Provided that the congestion and crowded scenes only occurred on weekends and public holidays while the city’s infrastructure and facilities could handle the influx of travellers on weekdays in the past, he suggests the authorities could negotiate with the central government to rein in the number of mainland Chinese visiting Macau during holidays through IVS and package tour permits.

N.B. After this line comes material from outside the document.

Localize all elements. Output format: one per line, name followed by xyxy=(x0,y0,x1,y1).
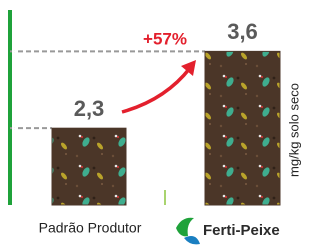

The political commentator thinks it is high time for the city to optimise the tourism structure amid the recovery from the virus outbreak, namely liaising with Beijing to tackle the so-called “zero-fare package tours.” Zero-fare package tours, or low-fare tours, refer to package tours — particularly from the mainland — in which travellers are only required to pay low or no fees, but are later asked or forced to shop and spend at designated stores. Despite the mainland implementing its first tourism law in October 2013 and banning travel agencies from organising package tours at “an unreasonably low price,” travel businesses still find other means to offer package tours with zero or low charges, like cash rebates and coupons.
“Many shops here that rely on this business model have closed during this pandemic given the lack of travellers, but shops that have a well-balanced mix of travellers and residents as customers could still survive,” Mr. Lam notes. “So this pandemic tells us that what we need is quality tourism.”